In de St Jakobs-Vorstadt de zgn. Fuggerei, een door poorten afgesloten stad van 106 woningen, welke de R.K. arme burgers van Augsburg tegen een jaarlijkse huur van 2,06 gld. mogen betrekken, een stichting van de Fuggers (1519). Van de bezienswaardigheden mogen verder nog worden genoemd de gildehuizen van de bakkers (1602) en de slagers (1608), het uit 1544 daterende huis (waarin het Maximiliansmuseum) en de stedelijke schilderijenverzameling, die in de voormalige Katharinakerk (1517) is ondergebracht en o.m. werken bevat van Hans Holbein den Oudere, Burgkmair, Zeitblom, Behaim, Granach, Veronese, Rubens, en van 17de-eeuwse Nederlanders, o.a. Rembrandt.

Het tegenwoordige Augsburg is in de eerste plaats industriestad. De industrie omvat katoenspinnerij en -weverij, het vervaardigen van naaigaren en het spinnen van kamgaren, blekerijen, ververijen, drukkerijen, ijzergieterijen, machine (w.o. landbouwwerktuigen), kamraderen-, papier-, lucifers-, tapijt-, leder-, tabaks-, goud-, zilver- en chemische fabrieken, alsmede bierbrouwerijen. Een groot gedeelte van de beweegkracht in deze inrichtingen wordt geleverd door het water uit Lech en Wertach, maar vooral uit de Beierse Alpen. De handel heeft lang niet meer de betekenis van weleer. Ten dele is deze markthandel voor de omgeving. Twee jaarmarkten of Dulten worden gehouden in Apr.-Mei en in Oct., een wolmarkt in Juni.
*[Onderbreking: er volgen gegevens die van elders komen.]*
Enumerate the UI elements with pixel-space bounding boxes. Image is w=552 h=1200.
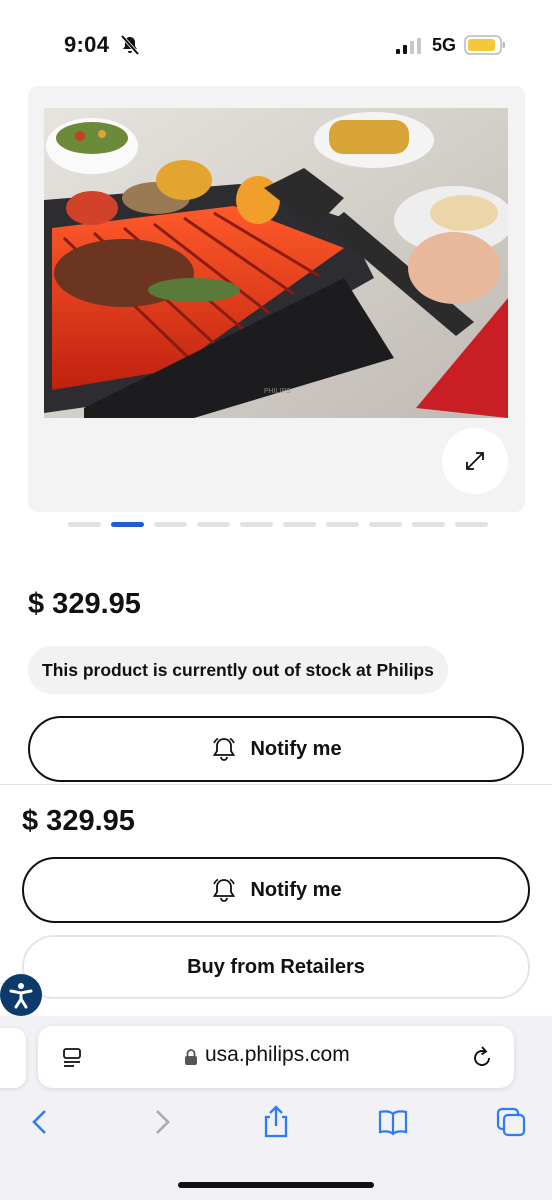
buy-from-retailers-button[interactable]: Buy from Retailers [22,935,530,999]
reload-icon[interactable] [470,1044,494,1070]
carousel-dot[interactable] [240,522,273,527]
browser-toolbar [0,1104,552,1144]
carousel-dot[interactable] [111,522,144,527]
accessibility-icon [9,983,33,1009]
notify-me-button[interactable]: Notify me [28,716,524,782]
carousel-dot[interactable] [154,522,187,527]
carousel-dot[interactable] [369,522,402,527]
sticky-price: $ 329.95 [22,805,135,837]
expand-arrows-icon [466,452,484,470]
previous-tab-preview[interactable] [0,1028,26,1088]
status-bar: 9:04 5G [0,0,552,90]
cell-signal-icon [396,38,421,54]
bell-icon [213,737,236,761]
share-icon[interactable] [259,1104,293,1140]
battery-icon [464,35,505,55]
carousel-dots[interactable] [68,522,488,527]
carousel-dot[interactable] [326,522,359,527]
bell-slash-icon [120,34,140,56]
product-price: $ 329.95 [28,588,141,620]
network-type: 5G [432,35,457,55]
carousel-dot[interactable] [68,522,101,527]
lock-icon [185,1049,197,1065]
accessibility-button[interactable] [0,974,42,1016]
address-bar[interactable]: usa.philips.com [38,1026,514,1088]
expand-button[interactable] [442,428,508,494]
home-indicator [178,1182,374,1188]
brand-logo: PHILIPS [264,388,291,395]
bell-icon [213,878,236,902]
back-icon[interactable] [24,1104,58,1140]
notify-me-label: Notify me [250,737,342,760]
sticky-notify-me-label: Notify me [250,878,342,901]
carousel-dot[interactable] [197,522,230,527]
sticky-purchase-bar: $ 329.95 Notify me Buy from Retailers [0,784,552,1020]
forward-icon[interactable] [144,1104,178,1140]
browser-chrome: usa.philips.com [0,1016,552,1200]
sticky-notify-me-button[interactable]: Notify me [22,857,530,923]
product-image[interactable]: PHILIPS [44,108,508,418]
tabs-icon[interactable] [494,1104,528,1140]
product-gallery[interactable]: PHILIPS [28,86,525,512]
page-menu-icon[interactable] [60,1046,84,1070]
carousel-dot[interactable] [283,522,316,527]
stock-status-badge: This product is currently out of stock a… [28,646,448,694]
carousel-dot[interactable] [412,522,445,527]
url-text: usa.philips.com [205,1043,350,1066]
carousel-dot[interactable] [455,522,488,527]
bookmarks-icon[interactable] [376,1104,410,1140]
status-time: 9:04 [64,32,110,57]
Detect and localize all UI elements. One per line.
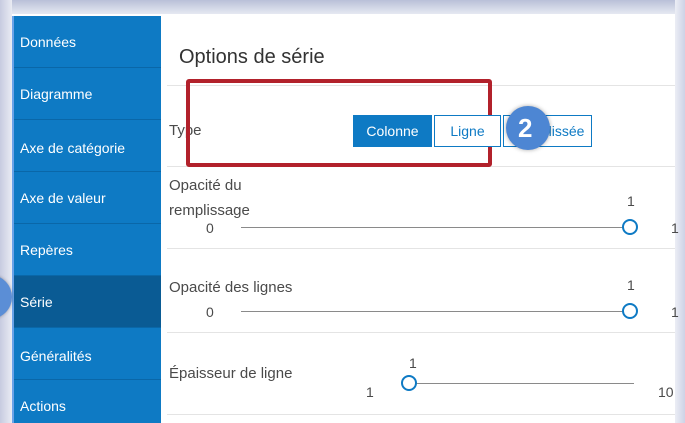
window-edge-left: [0, 0, 12, 423]
sidebar-item-diagramme[interactable]: Diagramme: [14, 68, 161, 120]
line-width-min: 1: [366, 384, 374, 400]
window-edge-right: [675, 0, 685, 423]
sidebar-item-label: Axe de catégorie: [20, 140, 126, 156]
sidebar-item-reperes[interactable]: Repères: [14, 224, 161, 276]
fill-opacity-value: 1: [627, 193, 635, 209]
line-width-value: 1: [409, 355, 417, 371]
sidebar-item-axe-valeur[interactable]: Axe de valeur: [14, 172, 161, 224]
sidebar-item-label: Actions: [20, 397, 66, 414]
type-option-colonne[interactable]: Colonne: [353, 115, 432, 147]
sidebar-item-label: Diagramme: [20, 85, 93, 102]
fill-opacity-label-line1: Opacité du: [169, 177, 242, 194]
divider: [167, 332, 675, 333]
sidebar-item-generalites[interactable]: Généralités: [14, 328, 161, 380]
fill-opacity-min: 0: [206, 220, 214, 236]
type-option-ligne[interactable]: Ligne: [434, 115, 501, 147]
sidebar-item-label: Données: [20, 33, 77, 50]
sidebar-item-label: Série: [20, 293, 53, 310]
step-number-badge: 2: [506, 106, 550, 150]
sidebar-item-actions[interactable]: Actions: [14, 380, 161, 423]
sidebar-item-label: Généralités: [20, 348, 92, 364]
line-width-slider-handle[interactable]: [401, 375, 417, 391]
sidebar-item-axe-categorie[interactable]: Axe de catégorie: [14, 120, 161, 172]
divider: [167, 414, 675, 415]
sidebar-item-donnees[interactable]: Données: [14, 16, 161, 68]
fill-opacity-slider-track[interactable]: [241, 227, 630, 228]
line-opacity-max: 1: [671, 304, 679, 320]
line-width-slider-track[interactable]: [409, 383, 634, 384]
fill-opacity-max: 1: [671, 220, 679, 236]
sidebar: Données Diagramme Axe de catégorie Axe d…: [12, 16, 161, 423]
fill-opacity-slider-handle[interactable]: [622, 219, 638, 235]
line-opacity-slider-handle[interactable]: [622, 303, 638, 319]
sidebar-item-label: Repères: [20, 241, 73, 258]
line-opacity-slider-track[interactable]: [241, 311, 630, 312]
divider: [167, 248, 675, 249]
page-title: Options de série: [179, 46, 325, 68]
line-width-max: 10: [658, 384, 674, 400]
series-options-panel: Options de série Type Opacité du remplis…: [161, 16, 679, 423]
window-edge-top: [0, 0, 685, 14]
settings-window: Données Diagramme Axe de catégorie Axe d…: [0, 0, 685, 423]
line-opacity-min: 0: [206, 304, 214, 320]
sidebar-item-serie[interactable]: Série: [14, 276, 161, 328]
line-width-label: Épaisseur de ligne: [169, 365, 293, 382]
sidebar-item-label: Axe de valeur: [20, 189, 106, 206]
line-opacity-label: Opacité des lignes: [169, 279, 293, 296]
line-opacity-value: 1: [627, 277, 635, 293]
type-segmented-control: Colonne Ligne Ligne lissée: [353, 115, 594, 147]
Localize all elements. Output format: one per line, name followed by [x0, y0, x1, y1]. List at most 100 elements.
Van betekenis is ook de boekhandel. Voorts is Augsburg een kruispunt van spoorwegen (o.m. naar Ulm, München, Neurenberg, Kempten).

Geschiedenis.

Augsburg is zeer oud. Toen de Romeinen er in 15 v. Chr. een volksplanting stichtten, ontving zij, ter ere van keizer Augustus, de naam Augusta Vindelicorum, en in de dagen van Tacitus was zij reeds een belangrijke koopstad. Het Christendom vond er zeer vroeg ingang en St Afra stierf er de marteldood in het jaar 304. In de tweede helft der 5de eeuw werd zij door de Alemannen veroverd en verwoest, maar weldra kwam zij onder de heerschappij der Franken (536) en in 582 werd er Sosimus tot bisschop gekozen. In 832 werd de stad het eerst Augustburg genoemd.

Later, onder de Duitse keizers, zag zij haar bloei voortdurend toenemen, en in het laatst der 13de eeuw werd zij tot een vrije rijksstad verheven (1276). Tegen het einde der middeleeuwen was zij met Neurenberg het middelpunt van de handel tussen Italië en het N. en de namen van haar grootste kooplieden — Fugger en Welser — zijn wereldberoemd (zie hierboven).

Het vinden der zeewegen naar Oost-Indië en Amerika bracht een geweldige knak toe aan de bloei van Augsburg, waar zich somtijds 80 000 tot 100 000 mensen ophielden. De Hervorming vond er dadelijk ingang en Luther zelf vertoefde er in 1518, waarbij zijn ontmoeting met Cajetanus plaats had. Onderscheiden rijksdagen werden er gehouden — de meest beroemde in 1530, toen de Augsburgse Confessie aan den keizer overhandigd werd, en in 1548, toen er het Interim werd vastgesteld. In 1555 werd er de Augsburgse godsdienstvrede gesloten. De leer van Luther werd er in 1534 voor de heersende verklaard, waarvoor Karel V de stad niet weinig in de Schmalkaldische oorlog (1547) liet boeten. Intussen ontstonden er gedurig verdeeldheden tussen de R.K. en Protestanten.

Gedurende de Dertigjarige Oorlog werd de stad in 1632 door de Zweden bezet, maar 3 jaren later, na de slag bij Nördlingen, moest zij zich aan de keizerlijke troepen overgeven. In Sept. 1646 werd zij door Wrangel belegerd, maar door de keizerlijken ontzet. In die tijd, waarin zij tevens van de pest veel te lijden had, verminderde de welvaart der stad in hoge mate, en in de Spaanse Successieoorlog werd zij opnieuw geteisterd (1703). Een dergelijk lot viel haar ook in de Oostenrijkse Successieoorlog ten deel. Na de vrede van Luneville werd zij de 25ste Febr. 1803 in haar rang als rijksstad bevestigd, maar krachtens de vrede van Presburg namen de Beieren haar op 26 Dec. 1805 in bezit, waarna zij 4 Mrt 1806 officieel werd ingelijfd. Zij werd in 1837 de hoofdstad van het district Zwaben en Neuburg. In Wereldoorlog II werd Augsburg op 25 Apr. 1945 door het 7de Amerikaanse leger onder generaal Patch bezet.

Lit.: Werner, Geschichte der Stadt Augsburg (1899); P. v. Stetten, Kunst-, Gewerbs- und Handelsgesetz der Reichsstadt Augsburg, 2 dln (1779-’88); Chr. Meyer, Gesch. der Stadt Augsburg (1907); Idem, Das Stadtbuch von A. insbesondere das Stadtrecht von 1276 (Augsburg 1872); E. Berner, Zur Verfassungsgesch. der Stadt A. (Breslau 1879); F. Roth, Augsburgs Reformationsgesch. 1517-27, 2 Tle (München 1901-1903); Kempf, Alt Augsburg, 3. Aufl. (Leipzig 1924); (kunstgeschiedenis:) B.

Riehl, A. (Augsburg 1903), E. Büchner en K. Feuchtmayr, A’.er Kunst der Spätgotik u. Renaiss. (Augsburg 1928).